Ontario is the lone provincial holdout, but the Doug Ford government has signalled negotiations with the feds are going well and a deal is likely soon.
This has prompted accusations that Ford is deliberately stalling negotiations so the new program can be announced closer to the provincial election this spring.
But hold it! Is it possible that Ford--always keen to cut government spending--wants to ensure he gets credit for bringing the province into a new program that dramatically expands the role of government?
Apparently, yes. Similarly, hard-right Alberta Premier Jason Kenney signed a child-care deal with Ottawa last November.
Right-wing ideologues like Kenney and Ford typically resist any suggestion of expanding social programs.
But when the idea turns into a concrete plan with $30 billion attached to it, offering such clear advantages that ordinary citizens get excited at the prospect--even conservative premiers have trouble saying no. Their desire to win re-election trumps their inner ideologue.

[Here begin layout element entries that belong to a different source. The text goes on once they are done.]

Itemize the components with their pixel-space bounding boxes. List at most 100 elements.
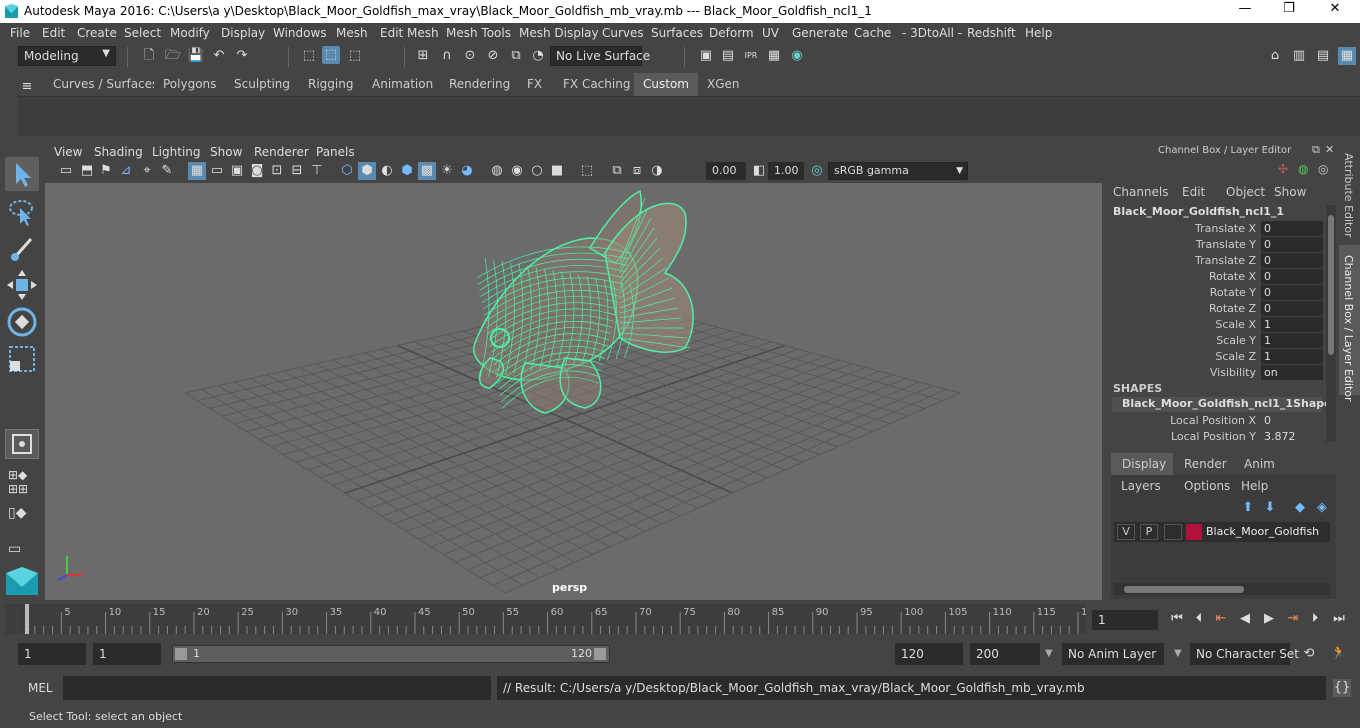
menu-curves[interactable]: Curves bbox=[602, 26, 644, 40]
layer-name[interactable]: Black_Moor_Goldfish bbox=[1206, 525, 1319, 538]
safe-action-icon[interactable]: ⊟ bbox=[288, 162, 306, 180]
menu-uv[interactable]: UV bbox=[762, 26, 779, 40]
tab-custom[interactable]: Custom bbox=[634, 73, 698, 96]
chevron-down-icon[interactable]: ▼ bbox=[1045, 648, 1053, 659]
viewport-menu-lighting[interactable]: Lighting bbox=[152, 145, 201, 159]
close-panel-icon[interactable]: ✕ bbox=[1325, 143, 1334, 156]
live-surface-field[interactable]: No Live Surface bbox=[550, 46, 650, 66]
menu-windows[interactable]: Windows bbox=[273, 26, 327, 40]
channel-value[interactable]: 0 bbox=[1261, 285, 1323, 300]
field-chart-icon[interactable]: ⊡ bbox=[268, 162, 286, 180]
move-tool-icon[interactable] bbox=[5, 268, 39, 302]
character-set-dropdown[interactable]: No Character Set bbox=[1190, 643, 1299, 665]
color-space-dropdown[interactable]: sRGB gamma ▼ bbox=[828, 162, 968, 180]
channel-local-position-x[interactable]: Local Position X 0 bbox=[1106, 413, 1338, 429]
resolution-gate-icon[interactable]: ▣ bbox=[228, 162, 246, 180]
move-layer-up-icon[interactable]: ⬆ bbox=[1239, 499, 1257, 517]
layer-playback-toggle[interactable]: P bbox=[1140, 524, 1158, 540]
shape-name[interactable]: Black_Moor_Goldfish_ncl1_1Shape bbox=[1112, 397, 1332, 412]
menu-generate[interactable]: Generate bbox=[792, 26, 848, 40]
layer-tab-anim[interactable]: Anim bbox=[1236, 453, 1283, 475]
range-slider[interactable]: 1 120 bbox=[172, 645, 610, 663]
image-plane-icon[interactable]: ⊿ bbox=[117, 162, 135, 180]
show-modeling-toolkit-icon[interactable]: ▥ bbox=[1290, 47, 1308, 65]
wireframe-on-shaded-icon[interactable]: ◐ bbox=[378, 162, 396, 180]
snap-curve-icon[interactable]: ∩ bbox=[438, 47, 456, 65]
range-slider-start-handle[interactable] bbox=[175, 648, 187, 660]
float-panel-icon[interactable]: ⧉ bbox=[1312, 143, 1320, 157]
chevron-down-icon[interactable]: ▼ bbox=[1174, 648, 1182, 659]
film-gate-icon[interactable]: ▭ bbox=[208, 162, 226, 180]
color-management-icon[interactable]: ◎ bbox=[808, 162, 826, 180]
save-scene-icon[interactable]: 💾 bbox=[187, 47, 205, 65]
camera-select-icon[interactable]: ▭ bbox=[57, 162, 75, 180]
channel-value[interactable]: 0 bbox=[1261, 413, 1323, 428]
menu-mesh[interactable]: Mesh bbox=[336, 26, 368, 40]
camera-attributes-icon[interactable]: ⬒ bbox=[78, 162, 96, 180]
tab-rigging[interactable]: Rigging bbox=[299, 73, 363, 96]
hypershade-icon[interactable]: ◉ bbox=[788, 47, 806, 65]
ambient-occlusion-icon[interactable]: ■ bbox=[548, 162, 566, 180]
channel-value[interactable]: 0 bbox=[1261, 221, 1323, 236]
render-view-icon[interactable]: ▣ bbox=[697, 47, 715, 65]
script-editor-icon[interactable]: {} bbox=[1333, 679, 1351, 697]
command-input[interactable] bbox=[63, 676, 491, 700]
channel-rotate-z[interactable]: Rotate Z 0 bbox=[1106, 301, 1338, 317]
use-default-material-icon[interactable]: ▩ bbox=[418, 162, 436, 180]
channel-value[interactable]: 0 bbox=[1261, 237, 1323, 252]
shelf-menu-icon[interactable]: ≡ bbox=[18, 78, 36, 96]
step-forward-key-icon[interactable]: ⇥ bbox=[1284, 610, 1302, 628]
xray-icon[interactable]: ◍ bbox=[488, 162, 506, 180]
menu-modify[interactable]: Modify bbox=[170, 26, 210, 40]
viewport-menu-view[interactable]: View bbox=[54, 145, 82, 159]
frame-selected-icon[interactable]: ⧈ bbox=[628, 162, 646, 180]
show-channel-box-icon[interactable]: ▦ bbox=[1338, 47, 1356, 65]
channel-value[interactable]: 1 bbox=[1261, 333, 1323, 348]
channel-translate-x[interactable]: Translate X 0 bbox=[1106, 221, 1338, 237]
playback-end-field[interactable]: 120 bbox=[895, 643, 963, 665]
menu-deform[interactable]: Deform bbox=[709, 26, 754, 40]
make-live-icon[interactable]: ◔ bbox=[529, 47, 547, 65]
rotate-tool-icon[interactable] bbox=[5, 305, 39, 339]
tab-fx-caching[interactable]: FX Caching bbox=[554, 73, 640, 96]
select-component-icon[interactable]: ⬚ bbox=[346, 47, 364, 65]
auto-key-icon[interactable]: ⟲ bbox=[1300, 645, 1318, 663]
channel-box-settings-icon[interactable]: ◎ bbox=[1318, 162, 1334, 178]
menu-surfaces[interactable]: Surfaces bbox=[651, 26, 703, 40]
new-layer-icon[interactable]: ◆ bbox=[1291, 499, 1309, 517]
channel-value[interactable]: 0 bbox=[1261, 269, 1323, 284]
textured-icon[interactable]: ⬢ bbox=[398, 162, 416, 180]
viewport-menu-show[interactable]: Show bbox=[210, 145, 242, 159]
snap-grid-icon[interactable]: ⊞ bbox=[414, 47, 432, 65]
workspace-icon[interactable]: ⌂ bbox=[1266, 47, 1284, 65]
play-forward-icon[interactable]: ▶ bbox=[1260, 610, 1278, 628]
channel-rotate-y[interactable]: Rotate Y 0 bbox=[1106, 285, 1338, 301]
channel-translate-z[interactable]: Translate Z 0 bbox=[1106, 253, 1338, 269]
open-scene-icon[interactable]: 🗁 bbox=[164, 47, 182, 65]
step-forward-frame-icon[interactable]: ⏵ bbox=[1306, 610, 1324, 628]
channel-scale-z[interactable]: Scale Z 1 bbox=[1106, 349, 1338, 365]
menu-file[interactable]: File bbox=[10, 26, 30, 40]
gamma-icon[interactable]: ◧ bbox=[750, 162, 768, 180]
xray-joints-icon[interactable]: ◉ bbox=[508, 162, 526, 180]
ipr-render-icon[interactable]: IPR bbox=[742, 47, 760, 65]
current-time-indicator[interactable] bbox=[25, 604, 29, 634]
select-hierarchy-icon[interactable]: ⬚ bbox=[300, 47, 318, 65]
channel-box-display-icon[interactable]: ◍ bbox=[1298, 162, 1314, 178]
exposure-icon[interactable]: ◑ bbox=[648, 162, 666, 180]
paint-select-tool-icon[interactable] bbox=[5, 231, 39, 265]
menu-create[interactable]: Create bbox=[77, 26, 117, 40]
start-time-field[interactable]: 1 bbox=[18, 643, 86, 665]
undo-icon[interactable]: ↶ bbox=[210, 47, 228, 65]
channel-box-side-tab[interactable]: Channel Box / Layer Editor bbox=[1339, 245, 1360, 402]
perspective-viewport[interactable]: persp bbox=[45, 183, 1102, 600]
tab-fx[interactable]: FX bbox=[518, 73, 552, 96]
lasso-tool-icon[interactable] bbox=[5, 195, 39, 229]
viewport-menu-shading[interactable]: Shading bbox=[94, 145, 143, 159]
channel-value[interactable]: 3.872 bbox=[1261, 429, 1323, 444]
scrollbar-thumb[interactable] bbox=[1328, 215, 1334, 355]
wireframe-icon[interactable]: ⬡ bbox=[338, 162, 356, 180]
show-attribute-editor-icon[interactable]: ▤ bbox=[1314, 47, 1332, 65]
layer-menu-options[interactable]: Options bbox=[1184, 479, 1230, 493]
layout-single-pane-icon[interactable] bbox=[5, 429, 39, 459]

And, of course, once implemented, social programs quickly become popular, making it difficult for conservative governments to scale them back.
That's why right-wing think-tanks and business groups try to derail social program expansion while it's still on the drawing boards, by insisting we can't afford it--an objection that is never raised against government plans to spend enormous sums on, say, military jets.
We hear little about how popular and generous social programs are in Europe, particularly in Scandinavian countries, where child care isn't just affordable but is actually spectacular--housed in beautiful buildings with well-designed play spaces indoors and outdoors, and providing warm and tasty meals.
Compare this to Canada, where child care, when available, is often housed in makeshift quarters, with few resources and underpaid staff.
It's weird that we put such a low priority on providing for our children.
Of course, right-wingers argue that child care should be an individual responsibility. That's fine for families that can afford expensive child care or even live-in nannies. But if the goal is to provide excellent care for all children, a public system is the most cost-effective; it's really the only viable option.
And now that it's clear a national child-care system is politically viable, it will be up to the Trudeau government to ensure that the one it's started to build is strong--and public.
The success of Scandinavian-style child care stems from the fact that it is a truly public system--like our school system--with no place for private profit-making, which leads to cutting corners on staff and resources.
But child care is a big international business, and a growing portion of Canada's child care is provided by corporate chains that are anxious to expand here.
The real test for the Trudeau government will be whether the billions it's investing in child care will be used to build a strong public system--or get scooped up by child-care multinationals spotting an easy and reliable source of cash.